Efficacy of hepatitis B virus (HBV) vaccination in treating lamivudine-resistant HBV reactivation following hepatitis B surface antigen seroconversion


René Gérolami, MD, PhD, Service d'Hépatogastroenterologie, CHU Conception, 147 Bd Baille 13005 Marseille France.
Tel: +00 33 4 91 38 36 96
Fax: +00 33 4 91 38 36 92
e-mail: rene.gerolami@ap-hm.fr


Background: HBsAg vaccination might help to control HBV replication following nucleos(t)ide analog therapy. We tested HBsAg vaccine in a patient who developed lamivudine resistance.

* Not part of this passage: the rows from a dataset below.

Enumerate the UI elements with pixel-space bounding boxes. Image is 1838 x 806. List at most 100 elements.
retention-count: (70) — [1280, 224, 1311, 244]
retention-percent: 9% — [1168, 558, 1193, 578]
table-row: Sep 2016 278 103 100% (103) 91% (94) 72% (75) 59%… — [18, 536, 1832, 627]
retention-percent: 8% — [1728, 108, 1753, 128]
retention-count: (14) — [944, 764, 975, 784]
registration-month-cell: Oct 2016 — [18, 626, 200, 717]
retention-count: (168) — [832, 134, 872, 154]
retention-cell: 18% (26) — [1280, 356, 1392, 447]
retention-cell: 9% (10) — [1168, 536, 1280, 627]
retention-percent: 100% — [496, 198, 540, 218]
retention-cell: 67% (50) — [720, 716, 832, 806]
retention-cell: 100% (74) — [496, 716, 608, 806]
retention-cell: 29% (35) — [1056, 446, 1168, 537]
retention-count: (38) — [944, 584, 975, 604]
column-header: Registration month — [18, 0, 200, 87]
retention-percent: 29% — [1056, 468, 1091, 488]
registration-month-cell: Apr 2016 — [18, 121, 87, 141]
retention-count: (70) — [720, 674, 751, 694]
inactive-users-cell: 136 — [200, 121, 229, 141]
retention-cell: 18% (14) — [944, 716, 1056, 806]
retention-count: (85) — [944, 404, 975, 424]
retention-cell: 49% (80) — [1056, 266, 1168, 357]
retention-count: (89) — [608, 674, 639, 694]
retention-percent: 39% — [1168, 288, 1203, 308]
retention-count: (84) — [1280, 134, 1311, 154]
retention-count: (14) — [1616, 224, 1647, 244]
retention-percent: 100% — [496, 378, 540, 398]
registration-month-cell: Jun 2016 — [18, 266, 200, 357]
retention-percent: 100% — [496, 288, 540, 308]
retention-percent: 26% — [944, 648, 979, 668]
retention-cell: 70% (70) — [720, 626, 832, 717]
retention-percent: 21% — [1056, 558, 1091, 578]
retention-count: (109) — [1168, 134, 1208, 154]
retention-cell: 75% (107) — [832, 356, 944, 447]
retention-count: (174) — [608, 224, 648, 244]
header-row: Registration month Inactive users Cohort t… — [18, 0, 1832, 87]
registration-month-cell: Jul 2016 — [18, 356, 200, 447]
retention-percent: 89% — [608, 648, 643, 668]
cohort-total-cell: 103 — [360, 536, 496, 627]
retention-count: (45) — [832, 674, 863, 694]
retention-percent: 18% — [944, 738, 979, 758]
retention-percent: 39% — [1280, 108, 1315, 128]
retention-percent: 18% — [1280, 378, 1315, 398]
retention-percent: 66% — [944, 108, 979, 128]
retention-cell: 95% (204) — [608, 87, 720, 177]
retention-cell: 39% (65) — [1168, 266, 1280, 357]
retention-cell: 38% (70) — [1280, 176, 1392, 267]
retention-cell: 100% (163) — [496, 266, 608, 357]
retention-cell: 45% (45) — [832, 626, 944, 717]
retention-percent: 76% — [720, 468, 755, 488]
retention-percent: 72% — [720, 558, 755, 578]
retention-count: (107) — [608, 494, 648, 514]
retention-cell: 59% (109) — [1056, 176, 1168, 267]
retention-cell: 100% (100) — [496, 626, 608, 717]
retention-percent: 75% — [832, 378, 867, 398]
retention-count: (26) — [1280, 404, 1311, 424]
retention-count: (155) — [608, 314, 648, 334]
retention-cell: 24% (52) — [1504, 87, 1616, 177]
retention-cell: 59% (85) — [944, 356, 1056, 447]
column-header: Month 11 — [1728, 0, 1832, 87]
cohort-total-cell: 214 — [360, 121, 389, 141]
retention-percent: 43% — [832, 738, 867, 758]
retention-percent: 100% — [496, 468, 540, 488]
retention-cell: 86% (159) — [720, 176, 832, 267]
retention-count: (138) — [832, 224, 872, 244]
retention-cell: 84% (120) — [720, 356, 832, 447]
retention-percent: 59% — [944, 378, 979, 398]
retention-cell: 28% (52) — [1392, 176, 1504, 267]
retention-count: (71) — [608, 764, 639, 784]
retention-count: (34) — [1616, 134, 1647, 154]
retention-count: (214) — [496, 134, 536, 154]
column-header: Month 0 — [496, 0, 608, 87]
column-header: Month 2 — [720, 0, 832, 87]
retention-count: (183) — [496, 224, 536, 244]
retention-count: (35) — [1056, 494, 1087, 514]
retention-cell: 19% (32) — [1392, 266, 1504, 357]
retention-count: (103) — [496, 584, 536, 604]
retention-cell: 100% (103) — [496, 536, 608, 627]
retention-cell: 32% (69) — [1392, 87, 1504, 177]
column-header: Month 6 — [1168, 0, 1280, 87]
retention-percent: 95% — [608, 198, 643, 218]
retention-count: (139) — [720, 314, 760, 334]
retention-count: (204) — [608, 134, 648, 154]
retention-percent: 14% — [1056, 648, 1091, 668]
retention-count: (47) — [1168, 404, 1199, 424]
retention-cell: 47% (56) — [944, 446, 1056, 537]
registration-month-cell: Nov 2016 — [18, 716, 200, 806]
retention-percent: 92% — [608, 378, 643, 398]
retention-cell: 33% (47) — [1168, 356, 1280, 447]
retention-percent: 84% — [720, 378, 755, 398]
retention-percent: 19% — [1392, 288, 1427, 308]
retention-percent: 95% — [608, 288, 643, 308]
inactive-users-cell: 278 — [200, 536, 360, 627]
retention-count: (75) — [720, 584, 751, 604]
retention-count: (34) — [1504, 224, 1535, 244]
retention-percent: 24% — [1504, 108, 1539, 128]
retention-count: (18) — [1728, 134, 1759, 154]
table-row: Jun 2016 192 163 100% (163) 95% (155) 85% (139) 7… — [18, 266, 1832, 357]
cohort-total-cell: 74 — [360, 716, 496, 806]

Patient and Results: An HBeAg negative HBV chronically-infected patient developed HBsAg seroconversion after 3 years of treatment by lamivudine. However, the control of HBV replication was transient and HBV DNA could be detected in the serum one year after lamivudine was stopped. Concurrently, the anti-HBs antibodies (HBsAb) titre had decreased from more than 100 IU/L to 23 IU/L. Due to the presence of rtM204V resistance mutation, lamivudine was not reintroduced and the patient was treated by HBsAg vaccination. After three injections, HBV DNA was no more detectable and the HBsAb titre reached more than 200 IU/L.

Conclusion: This observation suggests that a regular follow up of patients presenting HBsAg seroconversion following lamivudine therapy is necessary. In these patients, a low titre of HBsAb may not prevent from lamivudine-resistant HBV reactivation. Evaluation of HBsAg vaccination to maintain HBsAb at a high titre in these patients deserves further studies.